Given the fact of several deaths of Black men over the years at the hands of Minneapolis police, as well as numerous excessive force lawsuits that cost the City millions in settlements, the current angst, fear, suspicions, and lack of confidence among many Blacks is understandable. Freeman asked for patience as the Franklin death is being investigated.
“The time I’m spending with you, we’re trying to tell [the community] that…this is an important thing and I want to share [as much information] as best I can,” he reiterated. “The public is deeply concerned, especially the African American [community].”
While some are comparing what happened to Franklin to the Trayvon Martin death a year ago last February, “They are totally different,” Freeman argued. “Trayvon Martin was killed by a vigilante. The only parallel tragically is two young African American males died as the result of gun violence. Both of them are tragedies, but legally totally different.
“Good people can disagree with this, but police officers never shoot their gun unless [they] fear for [their] life, your life or someone else’s. No shoot-to-cripple, but shoot-to-kill. That is what they do,” explained the attorney.
As for the two recent incidents involving Minneapolis officers using racist and offensive language in Green Bay, Wisconsin and Apple Valley, “Do we condone that? Absolutely not,” said Freeman, who pointed out that although what was done was wrong, “right now [it] isn’t criminal. The issues of racism in the MPD also are separate from Terrance Franklin.”
Freeman said he’d work with Harteau in an effort to improve her department’s culture: “I’m prepared to help whenever I’m asked,” he said.

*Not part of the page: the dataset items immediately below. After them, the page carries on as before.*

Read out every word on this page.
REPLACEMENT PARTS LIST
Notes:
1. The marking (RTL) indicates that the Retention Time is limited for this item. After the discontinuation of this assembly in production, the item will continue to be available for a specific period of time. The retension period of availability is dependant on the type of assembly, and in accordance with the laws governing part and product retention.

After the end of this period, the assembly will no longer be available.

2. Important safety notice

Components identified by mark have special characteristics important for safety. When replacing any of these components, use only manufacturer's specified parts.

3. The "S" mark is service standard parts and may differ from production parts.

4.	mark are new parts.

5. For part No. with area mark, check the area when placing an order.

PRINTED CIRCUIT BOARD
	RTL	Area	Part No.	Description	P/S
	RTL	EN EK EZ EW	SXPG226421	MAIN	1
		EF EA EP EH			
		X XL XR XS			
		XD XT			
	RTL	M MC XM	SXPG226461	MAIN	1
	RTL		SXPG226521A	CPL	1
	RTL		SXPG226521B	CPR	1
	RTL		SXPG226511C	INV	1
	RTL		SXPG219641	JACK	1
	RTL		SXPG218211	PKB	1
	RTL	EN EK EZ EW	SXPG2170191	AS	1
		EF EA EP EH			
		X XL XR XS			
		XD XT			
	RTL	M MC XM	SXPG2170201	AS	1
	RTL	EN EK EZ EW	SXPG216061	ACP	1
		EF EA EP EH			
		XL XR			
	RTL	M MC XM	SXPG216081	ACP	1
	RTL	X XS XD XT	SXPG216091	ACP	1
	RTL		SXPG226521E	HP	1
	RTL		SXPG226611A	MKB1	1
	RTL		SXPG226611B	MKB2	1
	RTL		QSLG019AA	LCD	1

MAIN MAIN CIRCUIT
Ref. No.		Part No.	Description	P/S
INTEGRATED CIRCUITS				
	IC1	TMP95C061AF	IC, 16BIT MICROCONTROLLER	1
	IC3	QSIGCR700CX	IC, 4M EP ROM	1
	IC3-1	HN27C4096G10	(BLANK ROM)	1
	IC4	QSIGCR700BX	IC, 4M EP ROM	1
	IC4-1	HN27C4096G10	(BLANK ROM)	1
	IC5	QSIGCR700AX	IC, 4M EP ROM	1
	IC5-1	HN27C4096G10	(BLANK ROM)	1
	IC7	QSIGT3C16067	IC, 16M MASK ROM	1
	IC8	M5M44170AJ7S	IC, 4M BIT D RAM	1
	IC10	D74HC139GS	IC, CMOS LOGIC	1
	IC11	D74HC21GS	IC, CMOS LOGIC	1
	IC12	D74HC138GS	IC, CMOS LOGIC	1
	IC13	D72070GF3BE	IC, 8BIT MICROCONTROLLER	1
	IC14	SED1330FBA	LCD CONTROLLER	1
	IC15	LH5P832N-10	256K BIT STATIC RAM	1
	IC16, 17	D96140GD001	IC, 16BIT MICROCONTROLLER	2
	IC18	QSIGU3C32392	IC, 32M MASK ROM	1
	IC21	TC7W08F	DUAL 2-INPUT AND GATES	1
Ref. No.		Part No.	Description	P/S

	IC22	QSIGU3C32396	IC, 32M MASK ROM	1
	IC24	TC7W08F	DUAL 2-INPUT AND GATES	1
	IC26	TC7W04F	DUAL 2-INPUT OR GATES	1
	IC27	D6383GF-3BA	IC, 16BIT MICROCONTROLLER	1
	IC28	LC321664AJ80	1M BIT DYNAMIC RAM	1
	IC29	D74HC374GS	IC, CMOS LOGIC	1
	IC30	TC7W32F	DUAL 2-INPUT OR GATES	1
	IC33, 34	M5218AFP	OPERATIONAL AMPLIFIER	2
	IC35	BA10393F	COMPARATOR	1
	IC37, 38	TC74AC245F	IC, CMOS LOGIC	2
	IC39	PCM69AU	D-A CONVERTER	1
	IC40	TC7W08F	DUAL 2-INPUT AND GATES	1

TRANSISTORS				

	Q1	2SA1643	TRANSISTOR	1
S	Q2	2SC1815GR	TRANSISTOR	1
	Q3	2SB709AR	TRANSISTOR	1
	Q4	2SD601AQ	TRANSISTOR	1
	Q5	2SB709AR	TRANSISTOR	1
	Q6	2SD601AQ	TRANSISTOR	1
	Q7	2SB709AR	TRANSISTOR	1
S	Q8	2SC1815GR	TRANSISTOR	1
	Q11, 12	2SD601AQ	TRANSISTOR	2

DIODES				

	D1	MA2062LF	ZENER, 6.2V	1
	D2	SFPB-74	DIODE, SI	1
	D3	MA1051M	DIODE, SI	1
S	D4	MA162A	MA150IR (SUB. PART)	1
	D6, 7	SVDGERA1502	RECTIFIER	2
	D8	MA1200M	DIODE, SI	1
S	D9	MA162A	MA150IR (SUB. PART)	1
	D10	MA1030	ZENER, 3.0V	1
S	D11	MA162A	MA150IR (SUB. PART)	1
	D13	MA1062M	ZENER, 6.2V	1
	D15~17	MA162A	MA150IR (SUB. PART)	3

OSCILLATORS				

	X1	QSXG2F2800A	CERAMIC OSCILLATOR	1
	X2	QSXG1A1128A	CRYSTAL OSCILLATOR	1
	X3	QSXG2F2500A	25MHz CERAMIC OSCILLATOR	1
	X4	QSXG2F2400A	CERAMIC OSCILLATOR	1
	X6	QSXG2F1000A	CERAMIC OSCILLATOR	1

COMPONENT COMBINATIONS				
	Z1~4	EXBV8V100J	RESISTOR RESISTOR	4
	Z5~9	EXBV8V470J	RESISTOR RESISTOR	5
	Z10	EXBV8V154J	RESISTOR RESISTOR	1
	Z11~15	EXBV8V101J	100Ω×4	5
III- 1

The Hennepin County Attorney also said he is willing to meet with Black community residents and leaders to discuss how trust and confidence in the justice system can be restored. “Right now, I have to make sure that the [evidence] is completely and fairly presented to the grand jury. That’s what we are obligated to do.”
He pointed out that even if the final outcome is unfavorable to many, “We have to treat [the Franklin shooting] according to law, the same way as if it was a Black cop [who] shot a White kid,” said the attorney. “After the grand jury is done, then I can meet with citizens to try to figure out how to make it better.”